The event doesn’t have the glitz and glamor of some banquets. There are more blue jeans than little black dresses.
But, that does not diminish what it stands for.
The awards are often referred to as the Banker awards since the prizes and annual district banquet are sponsored by the bankers in the county. In Barton County, agricultural producers and/or owners of rural property are nominated by family, friends or peers.
A committee made up of local and state officials, bankers and others involved in agriculture tour the nominated sites in October and vote on a winner. Sometimes, members of the committee can suggest a deserving candidate.
Sadly, in our halls of power, agricultural producers get a bad rap. Regulations limiting this or controlling that are passed to curtail the “environmental threats” posed by farming.
Even more unfortunate is the fact that many residents around here don’t understand farming. But one just has to spend a few minutes talking with a farmer, especially those honored via these awards, to have their minds opened.
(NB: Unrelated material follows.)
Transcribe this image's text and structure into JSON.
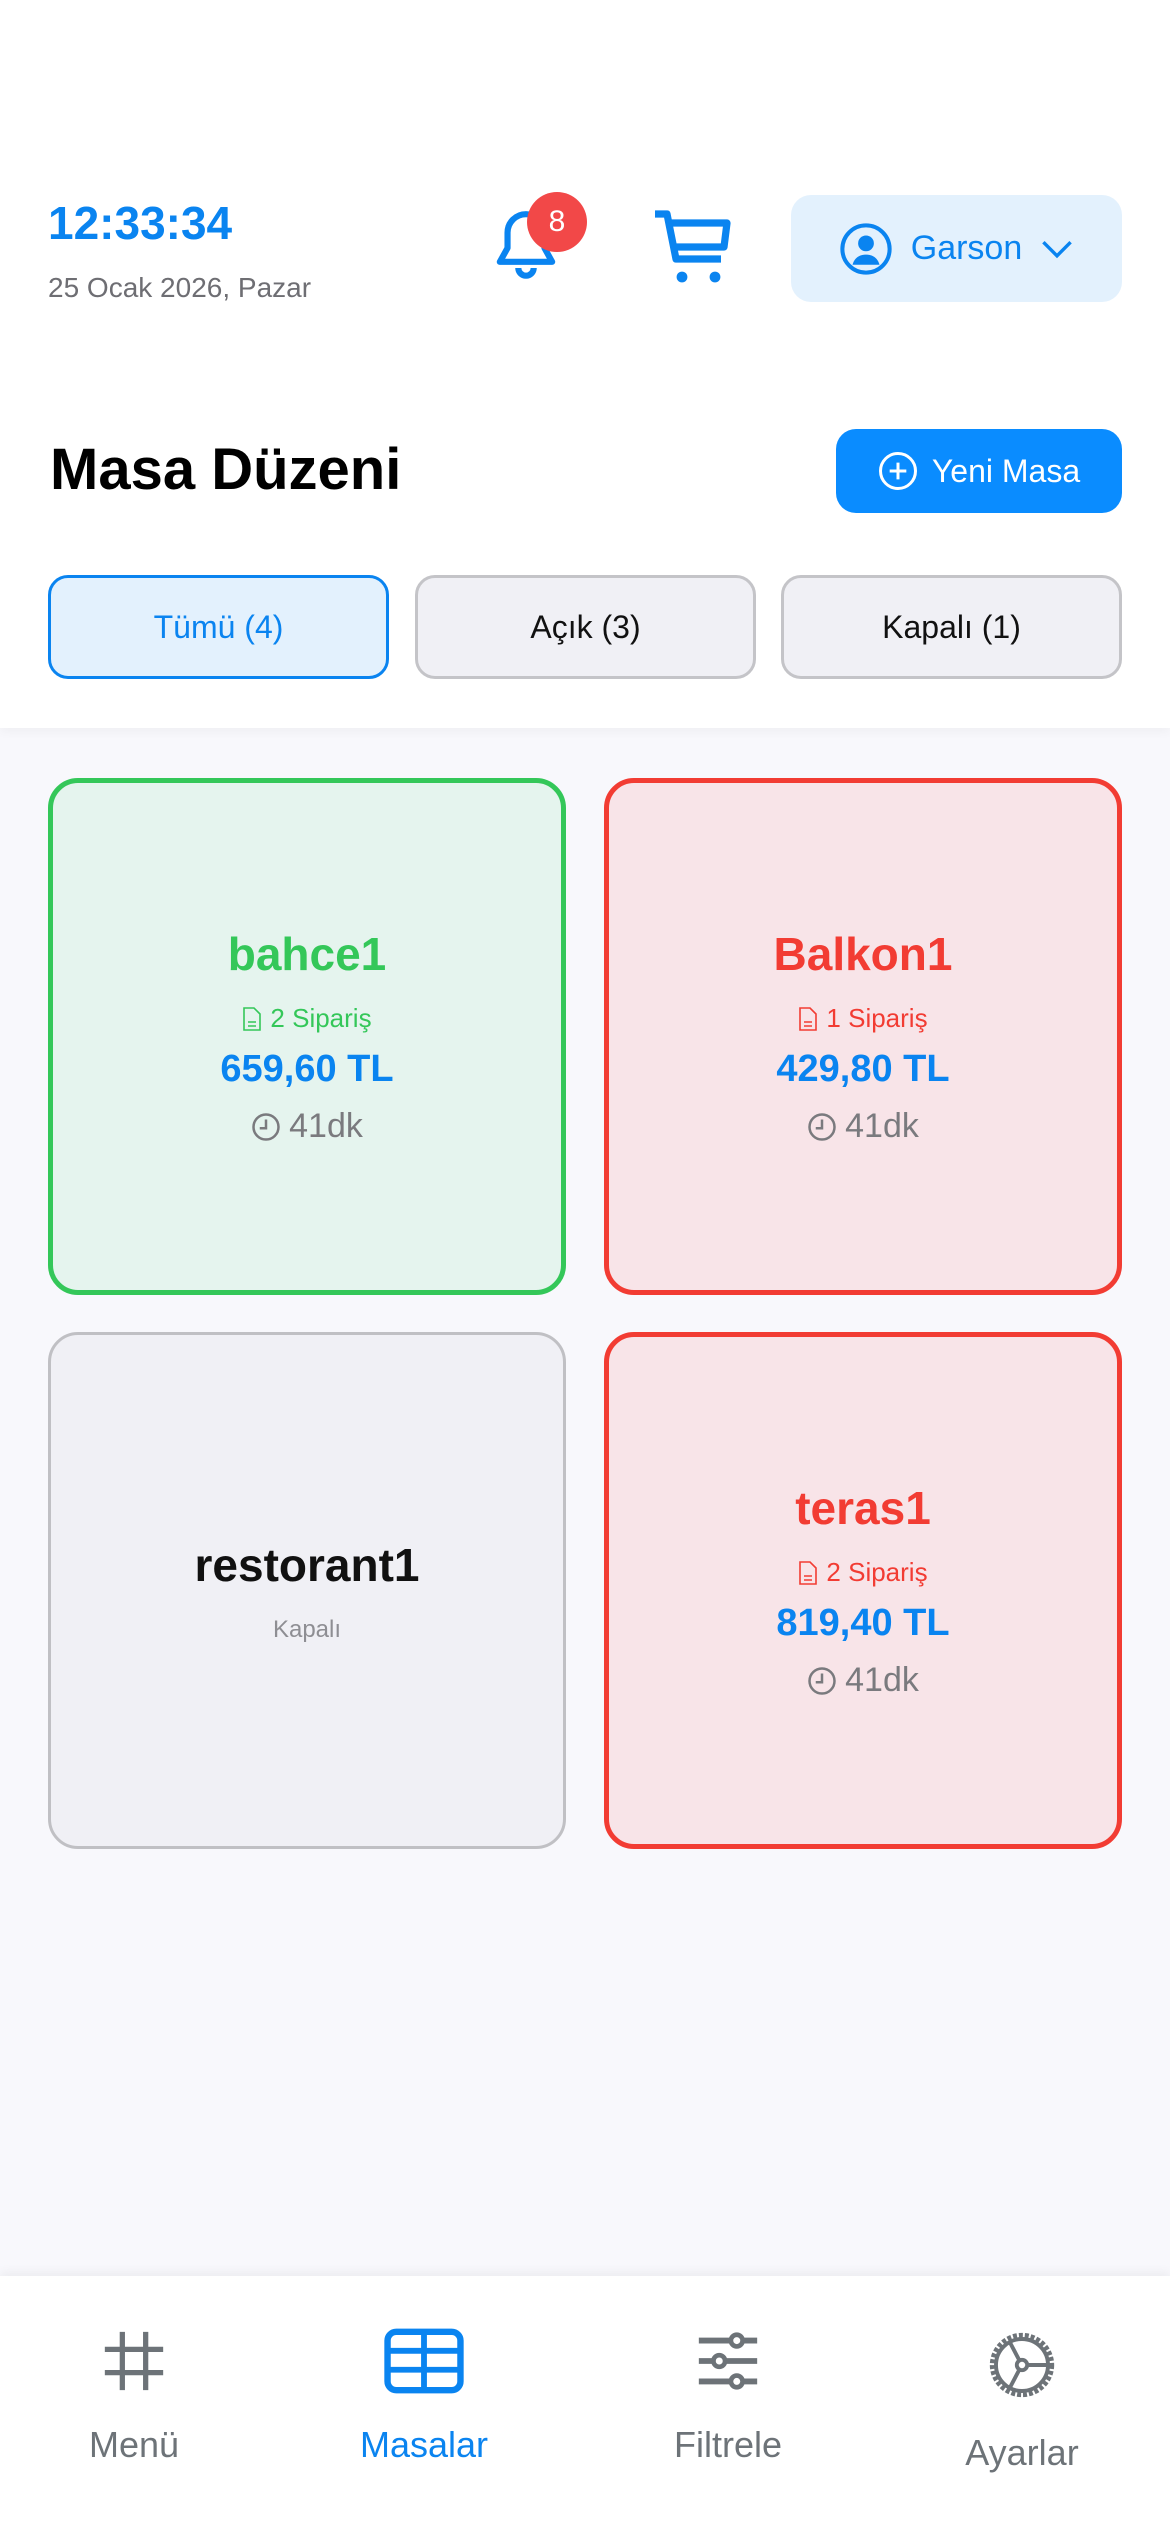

These producers love their land. They are passionate about the profession.
Protecting the soil, the water and the air is important to them. First, their livelihood relies on these things. Second, they feel a bond with the world around them.
The 2012 winners are:  Kenneth and Cynthia Bitter, Powell, Ohio, Soil Conservation; Dale Unruh, rural Pawnee Rock, and Roland Schmidt, Newton, Water Conservation; and Great Bend Feeding Inc., Water Quality.
These folks are to be commended for their efforts.